The API mirrors Python semantics closely.

Python operation:

```python
x + y
```

maps internally to:

```text
PyNumber_Add
```

Attribute access:

```python
obj.name
```

maps to:

```text
PyObject_GetAttr
```

Function calls:

```python
f(a, b)
```

map to:

```text
PyObject_Call
```

The C API is effectively a low-level interface to the interpreter’s object protocol system.

## 61.25 Why the C API Matters

The C API defines much of CPython’s ecosystem architecture.

It enables:

```text
scientific computing
GPU runtimes
database bindings
cryptography
operating system integration
network libraries
language bindings
high-performance parsers
embedded scripting
```

It also constrains CPython evolution.

Because many extensions depend on:

```text
reference counts
object layout
GIL behavior
type object structure
calling conventions
```

major runtime changes require compatibility strategies.

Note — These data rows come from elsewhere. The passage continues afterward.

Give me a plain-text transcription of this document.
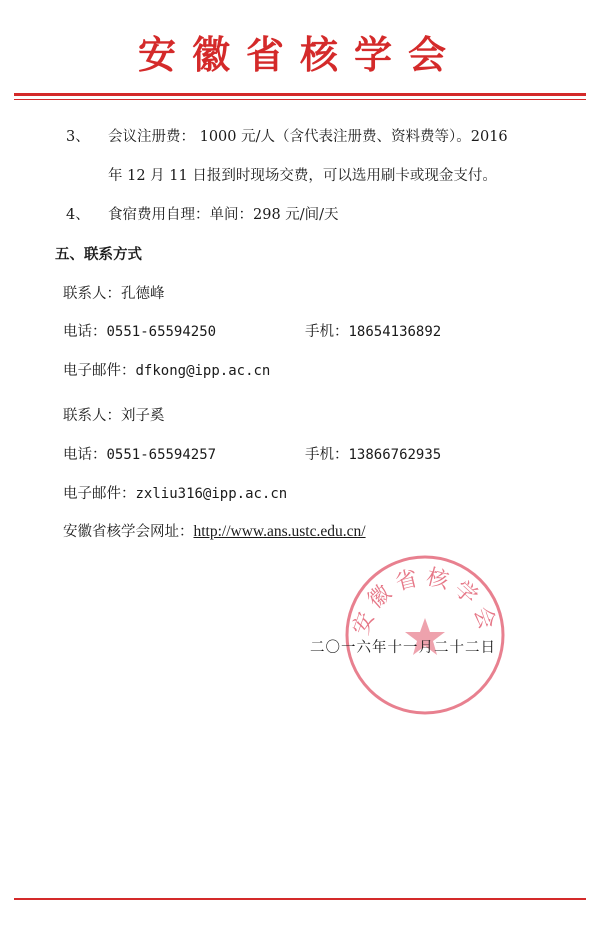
安徽省核学会
3、 会议注册费： 1000 元/人（含代表注册费、资料费等）。2016
年 12 月 11 日报到时现场交费，可以选用刷卡或现金支付。
4、 食宿费用自理：单间：298 元/间/天
五、联系方式
联系人：孔德峰
电话：0551-65594250	手机：18654136892
电子邮件：dfkong@ipp.ac.cn
联系人：刘子奚
电话：0551-65594257	手机：13866762935
电子邮件：zxliu316@ipp.ac.cn
安徽省核学会网址：http://www.ans.ustc.edu.cn/
安徽省核学会
二〇一六年十一月二十二日
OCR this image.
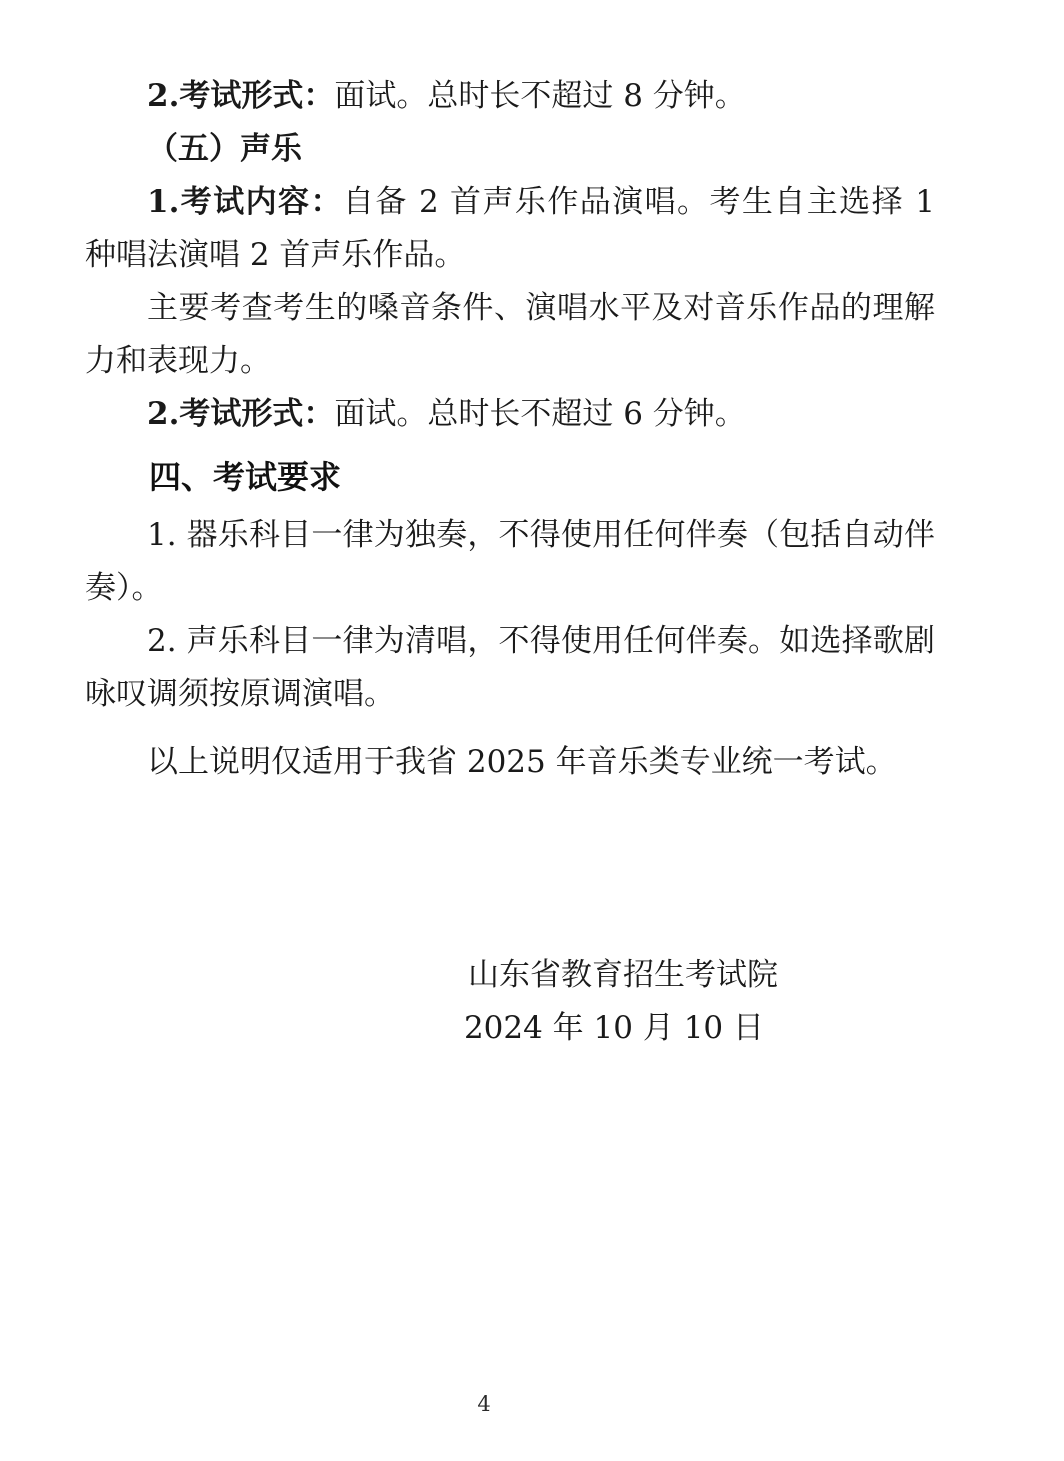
2.考试形式：面试。总时长不超过 8 分钟。

（五）声乐

1.考试内容：自备 2 首声乐作品演唱。考生自主选择 1 种唱法演唱 2 首声乐作品。

主要考查考生的嗓音条件、演唱水平及对音乐作品的理解力和表现力。

2.考试形式：面试。总时长不超过 6 分钟。

四、考试要求

1. 器乐科目一律为独奏，不得使用任何伴奏（包括自动伴奏）。

2. 声乐科目一律为清唱，不得使用任何伴奏。如选择歌剧咏叹调须按原调演唱。

以上说明仅适用于我省 2025 年音乐类专业统一考试。

山东省教育招生考试院

2024 年 10 月 10 日

4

This tension shapes many modern CPython engineering decisions.

## 61.26 Chapter Summary

The Python C API is the native interface to the CPython runtime. It exposes object manipulation, type systems, memory management, function calls, module creation, interpreter control, and embedding capabilities through a large C-level interface centered on `PyObject *`.

The API operates through explicit ownership rules, runtime polymorphism, manual reference counting, and explicit error propagation. Extension modules use it to integrate native machine code with Python semantics, while embedded applications use it to host the interpreter inside larger systems.

Understanding the C API is essential for studying extension modules, runtime internals, object implementation, memory management, interpreter execution, and CPython ecosystem architecture.